[1] "Llyfr" means book (compare French livre, Latin liber). Perhaps I can partially indicate the impression which the word makes upon an English ear when pronounced in Welsh, thus: consider it composed of two syllables, Lly and fr; for the first syllable reproduce the sound of yie in the English word yield with a strongly lisped or aspirated l before it, and mingled with it, as lhyie, for the second, give the sound of vre in the French word livre; making lhyie-vre, accent on the first syllable.
[2] Red. Pronounced Koch, with the ch very guttural as in the Scotch loch or the German ach, and the o long.
[3] Hergest has the g hard, as in English begin.
[4] Pronounced with accent on o, which is long and somewhat drawled; the a, as in man; the i's short; and the g hard, as in give; about Mab-bin-o´-gi-on. "Mabinogion" is the plural form: the singular is "Mabinogi."
[5] This "Owain" is Owen, and his father "Urien" is the "King Uriens of Gore" (Gore is probably Gower, in Glamorganshire, Wales), familiar to all the young readers of "The Boy's King Arthur."
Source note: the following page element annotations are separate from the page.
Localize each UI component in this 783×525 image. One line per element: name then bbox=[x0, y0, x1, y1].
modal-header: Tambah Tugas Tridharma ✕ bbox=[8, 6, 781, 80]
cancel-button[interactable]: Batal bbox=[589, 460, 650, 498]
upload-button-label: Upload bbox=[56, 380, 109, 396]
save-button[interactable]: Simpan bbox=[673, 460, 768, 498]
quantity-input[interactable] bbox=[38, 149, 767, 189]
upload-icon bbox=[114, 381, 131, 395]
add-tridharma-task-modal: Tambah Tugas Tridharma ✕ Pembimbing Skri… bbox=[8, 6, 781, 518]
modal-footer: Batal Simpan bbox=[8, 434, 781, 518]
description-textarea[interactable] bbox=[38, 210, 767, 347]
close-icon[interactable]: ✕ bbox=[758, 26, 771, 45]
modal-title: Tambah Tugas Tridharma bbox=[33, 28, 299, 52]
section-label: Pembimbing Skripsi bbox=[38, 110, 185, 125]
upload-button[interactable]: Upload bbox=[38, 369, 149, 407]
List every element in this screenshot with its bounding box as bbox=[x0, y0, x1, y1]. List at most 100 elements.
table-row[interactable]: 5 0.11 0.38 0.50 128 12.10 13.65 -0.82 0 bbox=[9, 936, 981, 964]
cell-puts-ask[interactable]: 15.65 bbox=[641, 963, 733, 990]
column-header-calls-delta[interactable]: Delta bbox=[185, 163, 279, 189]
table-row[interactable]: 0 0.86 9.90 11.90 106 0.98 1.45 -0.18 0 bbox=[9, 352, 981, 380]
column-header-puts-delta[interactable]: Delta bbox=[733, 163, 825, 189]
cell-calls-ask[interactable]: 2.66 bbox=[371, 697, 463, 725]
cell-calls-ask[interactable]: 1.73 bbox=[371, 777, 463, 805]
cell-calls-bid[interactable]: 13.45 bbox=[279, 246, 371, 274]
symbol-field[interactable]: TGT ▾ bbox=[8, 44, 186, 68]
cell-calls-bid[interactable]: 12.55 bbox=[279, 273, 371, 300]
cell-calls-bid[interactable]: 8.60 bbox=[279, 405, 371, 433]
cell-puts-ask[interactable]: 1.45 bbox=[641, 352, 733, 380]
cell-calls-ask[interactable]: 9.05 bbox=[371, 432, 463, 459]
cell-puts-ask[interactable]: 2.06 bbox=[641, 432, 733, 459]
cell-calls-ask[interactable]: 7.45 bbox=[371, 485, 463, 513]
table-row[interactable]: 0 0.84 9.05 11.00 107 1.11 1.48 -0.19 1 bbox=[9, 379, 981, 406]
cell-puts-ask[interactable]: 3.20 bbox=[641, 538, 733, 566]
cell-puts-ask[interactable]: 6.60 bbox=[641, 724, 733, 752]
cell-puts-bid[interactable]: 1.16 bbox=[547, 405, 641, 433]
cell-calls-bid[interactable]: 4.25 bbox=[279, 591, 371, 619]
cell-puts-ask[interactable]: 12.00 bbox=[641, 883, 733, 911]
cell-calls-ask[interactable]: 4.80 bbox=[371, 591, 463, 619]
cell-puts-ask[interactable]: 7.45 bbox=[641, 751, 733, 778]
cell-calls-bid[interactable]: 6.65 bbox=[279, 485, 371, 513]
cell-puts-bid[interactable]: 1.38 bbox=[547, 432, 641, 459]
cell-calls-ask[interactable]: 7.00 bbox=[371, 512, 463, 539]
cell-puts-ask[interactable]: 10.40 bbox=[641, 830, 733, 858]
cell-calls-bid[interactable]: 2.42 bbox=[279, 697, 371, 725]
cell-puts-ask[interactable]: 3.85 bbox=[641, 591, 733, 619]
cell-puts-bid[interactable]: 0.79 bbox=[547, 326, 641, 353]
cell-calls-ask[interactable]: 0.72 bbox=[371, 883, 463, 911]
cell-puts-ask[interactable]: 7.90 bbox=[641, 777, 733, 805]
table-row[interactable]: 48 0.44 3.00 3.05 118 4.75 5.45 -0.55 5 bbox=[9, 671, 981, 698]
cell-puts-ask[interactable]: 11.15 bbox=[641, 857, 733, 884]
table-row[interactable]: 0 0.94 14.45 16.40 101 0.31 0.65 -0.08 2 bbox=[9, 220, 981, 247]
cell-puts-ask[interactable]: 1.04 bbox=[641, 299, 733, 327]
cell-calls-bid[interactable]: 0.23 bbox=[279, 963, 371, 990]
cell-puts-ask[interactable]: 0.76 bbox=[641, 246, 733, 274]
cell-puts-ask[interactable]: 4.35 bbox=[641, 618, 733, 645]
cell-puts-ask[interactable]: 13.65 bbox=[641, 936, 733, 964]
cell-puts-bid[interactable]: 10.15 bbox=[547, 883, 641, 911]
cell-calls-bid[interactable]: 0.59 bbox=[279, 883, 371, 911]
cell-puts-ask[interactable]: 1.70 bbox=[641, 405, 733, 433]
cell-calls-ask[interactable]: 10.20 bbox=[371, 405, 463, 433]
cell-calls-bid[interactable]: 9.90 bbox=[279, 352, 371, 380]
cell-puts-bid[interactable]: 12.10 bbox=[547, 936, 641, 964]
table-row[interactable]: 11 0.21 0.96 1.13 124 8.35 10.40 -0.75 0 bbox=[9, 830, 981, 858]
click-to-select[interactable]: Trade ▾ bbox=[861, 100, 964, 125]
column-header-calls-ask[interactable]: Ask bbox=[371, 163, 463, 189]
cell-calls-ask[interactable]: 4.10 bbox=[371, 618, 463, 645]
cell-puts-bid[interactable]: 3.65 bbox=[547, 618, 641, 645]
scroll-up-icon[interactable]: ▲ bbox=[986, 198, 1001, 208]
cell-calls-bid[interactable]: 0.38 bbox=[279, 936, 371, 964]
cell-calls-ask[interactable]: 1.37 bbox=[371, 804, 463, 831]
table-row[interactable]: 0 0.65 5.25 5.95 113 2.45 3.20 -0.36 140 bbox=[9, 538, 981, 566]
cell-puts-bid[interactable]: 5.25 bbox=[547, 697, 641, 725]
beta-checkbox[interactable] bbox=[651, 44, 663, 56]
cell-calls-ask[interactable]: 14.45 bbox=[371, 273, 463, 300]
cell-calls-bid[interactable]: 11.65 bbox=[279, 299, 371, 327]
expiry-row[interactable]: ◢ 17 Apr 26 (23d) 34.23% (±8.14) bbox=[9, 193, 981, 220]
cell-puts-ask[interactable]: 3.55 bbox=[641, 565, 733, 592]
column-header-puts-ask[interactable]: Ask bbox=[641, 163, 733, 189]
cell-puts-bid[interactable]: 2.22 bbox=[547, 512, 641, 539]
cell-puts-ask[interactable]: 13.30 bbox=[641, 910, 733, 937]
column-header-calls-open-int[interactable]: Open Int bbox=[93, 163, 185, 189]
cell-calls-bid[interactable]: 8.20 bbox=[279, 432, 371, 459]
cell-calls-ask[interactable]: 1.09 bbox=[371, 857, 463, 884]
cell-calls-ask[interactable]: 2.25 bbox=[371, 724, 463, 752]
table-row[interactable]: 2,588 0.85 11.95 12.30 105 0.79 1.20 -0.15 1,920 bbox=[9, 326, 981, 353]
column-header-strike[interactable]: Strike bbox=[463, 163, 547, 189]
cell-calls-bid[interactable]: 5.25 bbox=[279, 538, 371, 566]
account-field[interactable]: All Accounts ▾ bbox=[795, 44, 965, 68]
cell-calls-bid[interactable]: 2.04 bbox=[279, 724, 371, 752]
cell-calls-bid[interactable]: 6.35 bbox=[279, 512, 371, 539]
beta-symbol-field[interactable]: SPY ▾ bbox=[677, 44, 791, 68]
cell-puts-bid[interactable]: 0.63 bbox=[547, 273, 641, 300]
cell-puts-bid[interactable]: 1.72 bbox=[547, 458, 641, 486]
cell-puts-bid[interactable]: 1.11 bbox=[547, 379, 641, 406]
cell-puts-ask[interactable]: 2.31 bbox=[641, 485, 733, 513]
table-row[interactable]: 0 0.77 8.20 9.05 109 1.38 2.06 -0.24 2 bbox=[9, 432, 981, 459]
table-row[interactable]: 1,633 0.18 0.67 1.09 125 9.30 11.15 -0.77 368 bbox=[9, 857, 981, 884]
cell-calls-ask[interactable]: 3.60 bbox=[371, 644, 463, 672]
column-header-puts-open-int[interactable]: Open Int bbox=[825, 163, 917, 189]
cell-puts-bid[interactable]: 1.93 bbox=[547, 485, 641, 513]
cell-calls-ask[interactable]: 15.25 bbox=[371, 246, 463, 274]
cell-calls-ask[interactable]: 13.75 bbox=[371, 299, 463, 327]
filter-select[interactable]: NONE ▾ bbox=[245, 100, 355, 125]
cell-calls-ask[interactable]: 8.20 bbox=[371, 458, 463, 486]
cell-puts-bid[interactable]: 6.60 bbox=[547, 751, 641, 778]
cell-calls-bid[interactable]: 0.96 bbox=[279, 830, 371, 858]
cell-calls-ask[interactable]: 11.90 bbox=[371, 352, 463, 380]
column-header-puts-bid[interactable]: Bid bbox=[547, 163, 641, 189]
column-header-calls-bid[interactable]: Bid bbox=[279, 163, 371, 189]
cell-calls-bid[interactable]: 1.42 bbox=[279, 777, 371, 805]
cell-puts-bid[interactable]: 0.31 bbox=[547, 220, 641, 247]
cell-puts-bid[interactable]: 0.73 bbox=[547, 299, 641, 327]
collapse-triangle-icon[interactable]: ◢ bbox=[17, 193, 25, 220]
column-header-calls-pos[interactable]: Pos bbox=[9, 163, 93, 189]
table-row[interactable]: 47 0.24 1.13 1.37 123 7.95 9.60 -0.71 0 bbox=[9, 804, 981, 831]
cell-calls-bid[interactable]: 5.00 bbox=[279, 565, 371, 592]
[6] This is "Sir Kay the seneschal," who nicknames Beaumains, and figures everywhere in Malory's King Arthur as a cheerful but somewhat hasty-witted knight.
[7] The last rite of the church to a dying person.
[8] This Gwalchmai—a name which in Old British means Hawk of Battle—is our old friend "Sir Gawaine" of The Boy's King Arthur. The French romancers appear to have transformed his name from the old legendary "Gwalchmai" to "Gawaine." He was noted in Welsh poetry as one of the three golden-tongued knights of Arthur's court whose persuasions none could resist; and this may account for the strange subjection of Arthur to his influence in leading the king, against the king's will and desire, to war upon Sir Launcelot during those last days described in Sir Thomas Malory's book.
[9] This strange army of ravens figures in a tale given presently—"The Dream of Rhonabay."